Many years ago, when I was living in the Andes of Ecuador as a Peace Corps Volunteer, one day I was accompanying a Quichua farmer as he went out to sow barley. When we got to his field high up on a hillside, he loaded the barley seed into a metal canister he had that had a crank on the side with a mechanism that flung the seed out in all directions. After he’d loaded up the canister, he started walking along the edge of his field, turning the crank as he walked. The seed went everywhere, some of it far beyond the edges of the field, into the weeds and the rocks and the road, and my first thought was, “Oh no! He’s wasting seed!” But he didn’t seem to care about that. He just kept walking deliberately, back and forth across his field, letting the barley fly where it would, interested only in letting a good bit of it land in the fertile soil where it would be able to root in and grow.
Watching him work, I was reminded of one of Jesus’ teachings. He once told a parable about a sower who went out to sow seed. Some of the seed fell onto the path where it was eaten by birds, some fell on rocky soil, and some on weed-infested soil, none of which, obviously, bore any fruit. But some of the seed fell on fertile soil and produced a bumper crop.

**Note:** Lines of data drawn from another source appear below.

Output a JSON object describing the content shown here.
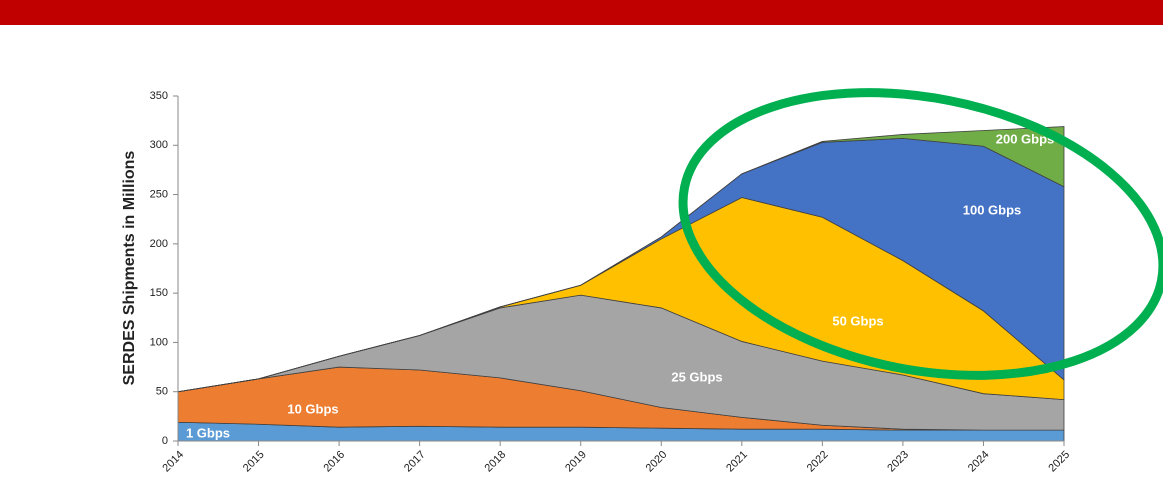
{
  "chart_data": {
    "type": "stacked-area",
    "y_label": "SERDES Shipments in Millions",
    "categories": [
      "2014",
      "2015",
      "2016",
      "2017",
      "2018",
      "2019",
      "2020",
      "2021",
      "2022",
      "2023",
      "2024",
      "2025"
    ],
    "series": [
      {
        "name": "1 Gbps",
        "color": "#5b9bd5",
        "values": [
          19,
          17,
          14,
          15,
          14,
          14,
          13,
          12,
          12,
          11,
          11,
          11
        ]
      },
      {
        "name": "10 Gbps",
        "color": "#ed7d31",
        "values": [
          31,
          46,
          61,
          57,
          50,
          37,
          21,
          12,
          4,
          1,
          0,
          0
        ]
      },
      {
        "name": "25 Gbps",
        "color": "#a5a5a5",
        "values": [
          0,
          0,
          11,
          35,
          71,
          97,
          101,
          77,
          65,
          55,
          37,
          31
        ]
      },
      {
        "name": "50 Gbps",
        "color": "#ffc000",
        "values": [
          0,
          0,
          0,
          0,
          1,
          10,
          70,
          146,
          146,
          116,
          84,
          20
        ]
      },
      {
        "name": "100 Gbps",
        "color": "#4472c4",
        "values": [
          0,
          0,
          0,
          0,
          0,
          0,
          2,
          24,
          76,
          124,
          167,
          196
        ]
      },
      {
        "name": "200 Gbps",
        "color": "#70ad47",
        "values": [
          0,
          0,
          0,
          0,
          0,
          0,
          0,
          0,
          1,
          4,
          16,
          61
        ]
      }
    ],
    "ylim": [
      0,
      350
    ],
    "yticks": [
      0,
      50,
      100,
      150,
      200,
      250,
      300,
      350
    ]
  }
}
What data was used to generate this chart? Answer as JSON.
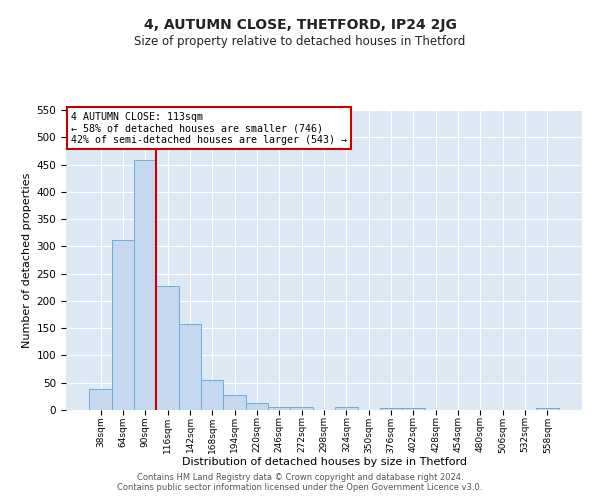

I had always heard the parable interpreted in its traditional — rather judgmental — way, as an analogy for different types of people, some of whom are receptive to divine wisdom and some who aren’t. But watching the Quichua farmer sow his seed that day, I came to realize that Jesus was probably making a point about the sower as much as about the soil, encouraging people to live their lives as the sower sows the seed, casting their gifts out into the world with abandon and not being preoccupied with the outcome.
The term non-attachment has found its way into the mainstream, usually within Buddhist contexts although it was at the heart of Jesus’ teaching as well, and this parable of his makes me wonder how often we hold back on sharing our gifts because we are overly attached to the results. Oftentimes, if we aren’t entirely sure our gifts will be well received or will bear fruit we may not share them at all, and in our attempts to direct and control the outcome of our efforts, we end up withholding the best of ourselves.
It can be discouraging, after all, when you offer something and it comes to naught; it can make you want to hold back the next time around. But Jesus’ parable and the lesson of my Quichua friend encourage me to offer what I have anyway, knowing it’s not my place to try to dictate the outcome of my efforts or try to control onto what sort of soil they might land.
It isn’t always discouragement, though, that gets in the way of us sharing ourselves freely. Sometimes our withholding comes out of a scarcity mentality. We can fall into the trap of believing that if we “squander” our gifts in unreceptive environments, we’ll somehow deplete our supply. That isn’t possible of course, because, unlike the farmer whose seed is in fact finite, our innate gifts flow from an abundant, infinite Source, so the more we let them flow, the more they flow.
Letting go of results can be tremendously liberating, and over time I’ve come to see that the only way the Universe can unleash abundance in and through my life is for me to live like the sower, releasing all my attachment to the outcome. The only thing that’s asked of me is that I just sow.
Mary Elizabeth says
Yes, and what I have learned is that this practice is one of the necessary steps along the path to
letting go of the ego. Freedom to just “be” and the practice of egoless living takes a lifetime but is well worth
the effort. Actually, in time there is less effort needed and more freedom felt!
Patricia Pearce says
Amen to that! It really isn’t easy, but freeing nonetheless. Thanks for your comment.